I used WgpuSettings to set WgpuLimits::max_storage_buffers_per_shader_stage to 0, guaranteeing that the relevant data would be stored in uniform buffers, then tried to render a mesh with said shader.
What went wrong
The shader failed to load, with the following error originating from ShaderProcessor:
failed to process shader: This Shader's format does not support processing shader defs.
Additional information
This behaviour seems incorrect, given that SPIR-V is a precompiled format, and any conditional processing is thus implied to have taken place at compile time.
Most shader defs - such as VERTEX_POSITION or TONEMAP_IN_SHADER - are added to the RenderPipelineDescriptor before Material::specialize is called, and so can be cleared by downstream code as a workaround.
However, WGPU-predicated defs like NO_STORAGE_BUFFER_SUPPORT are injected after Material::specialize. This prevents user code from removing them before ShaderProcessor runs, thus effectively preventing SPIR-V from being used in any context where bevy_pbr's preferred GPU limitations are not met.

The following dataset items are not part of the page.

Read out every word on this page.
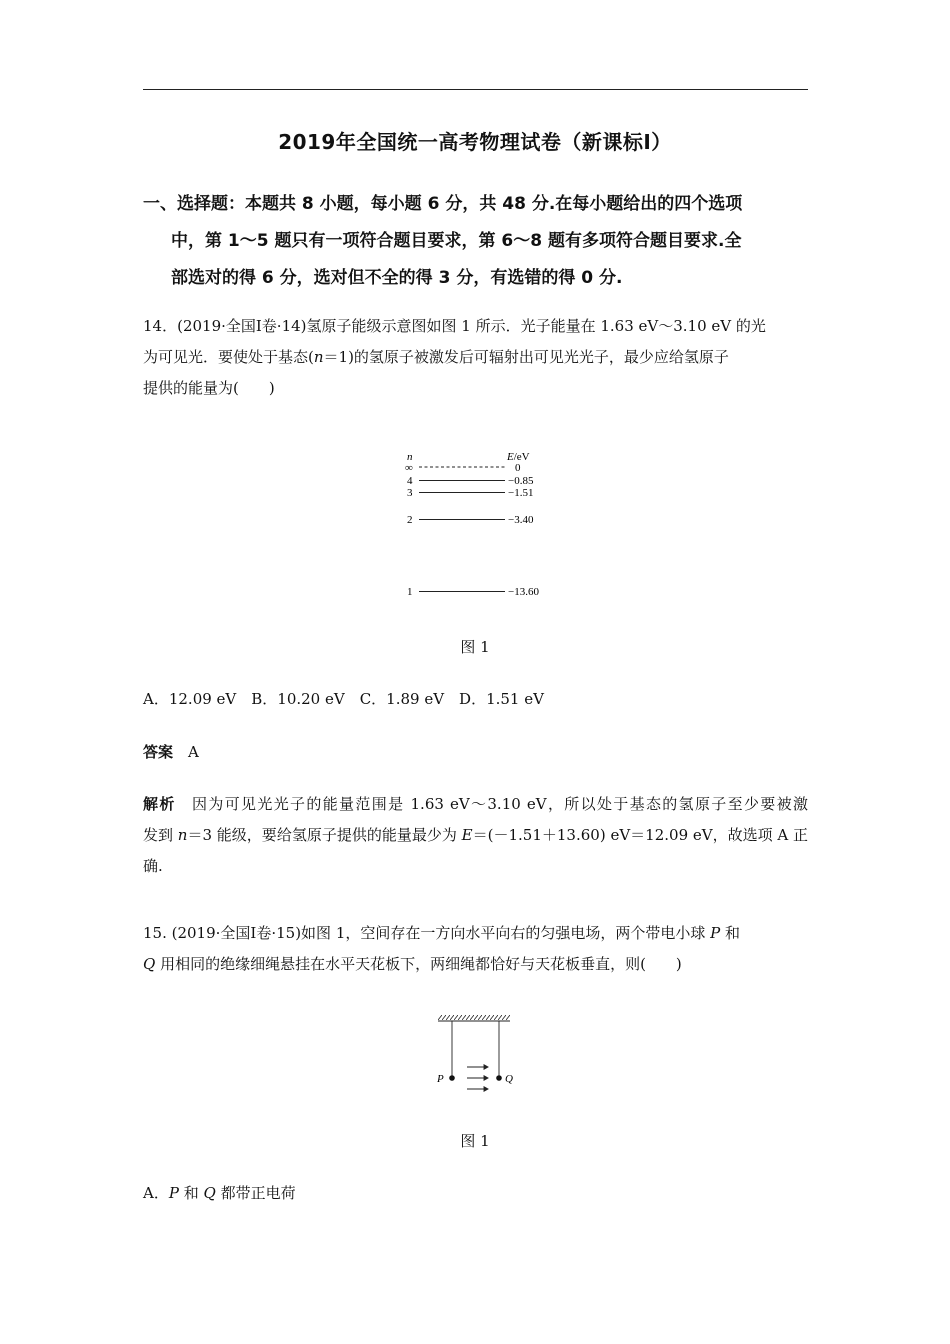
2019年全国统一高考物理试卷（新课标Ⅰ）
一、选择题：本题共 8 小题，每小题 6 分，共 48 分.在每小题给出的四个选项
中，第 1～5 题只有一项符合题目要求，第 6～8 题有多项符合题目要求.全
部选对的得 6 分，选对但不全的得 3 分，有选错的得 0 分.
14．(2019·全国Ⅰ卷·14)氢原子能级示意图如图 1 所示．光子能量在 1.63 eV～3.10 eV 的光
为可见光．要使处于基态(n＝1)的氢原子被激发后可辐射出可见光光子，最少应给氢原子
提供的能量为(　　)
n	E/eV
∞	0
4	−0.85
3	−1.51
2	−3.40
1	−13.60
图 1
A．12.09 eV　B．10.20 eV　C．1.89 eV　D．1.51 eV
答案　 A
解析　 因为可见光光子的能量范围是 1.63 eV～3.10 eV，所以处于基态的氢原子至少要被激
发到 n＝3 能级，要给氢原子提供的能量最少为 E＝(－1.51＋13.60) eV＝12.09 eV，故选项 A 正
确.
15. (2019·全国Ⅰ卷·15)如图 1，空间存在一方向水平向右的匀强电场，两个带电小球 P 和
Q 用相同的绝缘细绳悬挂在水平天花板下，两细绳都恰好与天花板垂直，则(　　)
P	Q
图 1
A．P 和 Q 都带正电荷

While there may be discussion to be had re. asserting the correctness of a given SPIR-V shader before allowing it to run, I think such functionality is currently outside the scope of ShaderProcessor. Removing the check would allow usage of correct SPIR-V shaders, and avoid the aforementioned clearing workaround.
I've put together an example repo with a working rust-gpu / bevy pipeline, which contains the shader crate in question (a Rust reimplementation of bevy_pbr), as well as the strata needed to compile it into SPIR-V, and a simple bevy app to render it alongside a StandardMaterial for comparison.
It depends on a patched fork of bevy 0.9.1 that removes the shader def error case, and the issue in question can be reproduced by pulling a local copy and modifying Cargo.toml to depend on the crates.io release.
I cherry-picked the change into main and created a separate branch, so have PRed that for the sake of retaining a 0.9.1 fork for my own use.